Études, avril 2025, par Antoine Corman

Écrivain et traducteur d’origine allemande, l’auteur […] propose, dans ces deux ouvrages, une profonde réflexion sur l’exil et ce qu’il appelle le « dédoublement linguistique », qui va bien au-delà du seul récit autobiographique. À l’âge de 10 ans, avec son frère qui en avait alors 14, ils sont envoyés par leurs parents, face à la montée du nazisme, d’abord en Italie, puis en France. « Quiconque a été contraint à l’exil n’en sort plus de toute sa vie. » C’est sur ce constat existentiel que s’ouvre le premier ouvrage, plus introspectif. En des pages émouvantes, le vieil homme se remet à hauteur de l’enfant emporté par le vent de l’histoire, quittant ses parents sur le quai d’une gare. La géographie du parcours, les détails les plus insignifiants, les sons, les odeurs, les premières impressions du pays d’accueil sont autant d’images « fantômes » qui viennent encore, quatre-vingts ans après, s’intercaler dans les images perceptives du présent.

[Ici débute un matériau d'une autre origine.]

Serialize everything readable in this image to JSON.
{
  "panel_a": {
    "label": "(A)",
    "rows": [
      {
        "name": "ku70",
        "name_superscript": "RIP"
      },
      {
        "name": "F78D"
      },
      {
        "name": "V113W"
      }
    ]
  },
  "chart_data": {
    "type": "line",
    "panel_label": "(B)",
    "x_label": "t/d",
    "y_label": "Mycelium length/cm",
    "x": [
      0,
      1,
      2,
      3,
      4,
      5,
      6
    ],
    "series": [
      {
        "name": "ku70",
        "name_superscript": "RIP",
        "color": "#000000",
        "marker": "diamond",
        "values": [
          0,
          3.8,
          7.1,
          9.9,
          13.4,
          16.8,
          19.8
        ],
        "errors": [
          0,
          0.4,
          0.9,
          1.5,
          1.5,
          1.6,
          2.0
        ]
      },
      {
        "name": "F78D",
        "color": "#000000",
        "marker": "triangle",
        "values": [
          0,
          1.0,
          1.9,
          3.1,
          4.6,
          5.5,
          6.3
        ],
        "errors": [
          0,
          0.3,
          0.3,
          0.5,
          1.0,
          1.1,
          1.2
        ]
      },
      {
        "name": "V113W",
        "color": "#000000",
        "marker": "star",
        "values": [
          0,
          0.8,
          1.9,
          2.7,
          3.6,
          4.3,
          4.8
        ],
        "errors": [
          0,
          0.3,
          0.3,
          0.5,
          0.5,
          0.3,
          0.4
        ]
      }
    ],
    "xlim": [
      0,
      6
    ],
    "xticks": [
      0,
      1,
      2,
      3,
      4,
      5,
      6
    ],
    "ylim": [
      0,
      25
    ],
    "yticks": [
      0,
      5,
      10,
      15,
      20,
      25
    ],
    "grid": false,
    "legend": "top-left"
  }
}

Et parmi les sons, le premier d’entre eux, la langue. Il y a celle que l’on quitte (mais qui ne vous quittera jamais), « infaillible », « d’une radicalité foncière qui peut facilement conduire au pire », et celle que l’on trouve, « libératrice », « la langue du salut », celle « où l’abstraction est presque naturelle ». L’exil est donc aussi intérieur. Le second ouvrage s’intéresse au parcours du frère aîné, qui rejoint la Résistance avant de s’engager dans l’armée française, une vie qui se voulait « comme une sorte de démenti infligé à l’Histoire ». Deux tempéraments, deux destins, unis dans une commune gratitude à l’égard du pays d’accueil.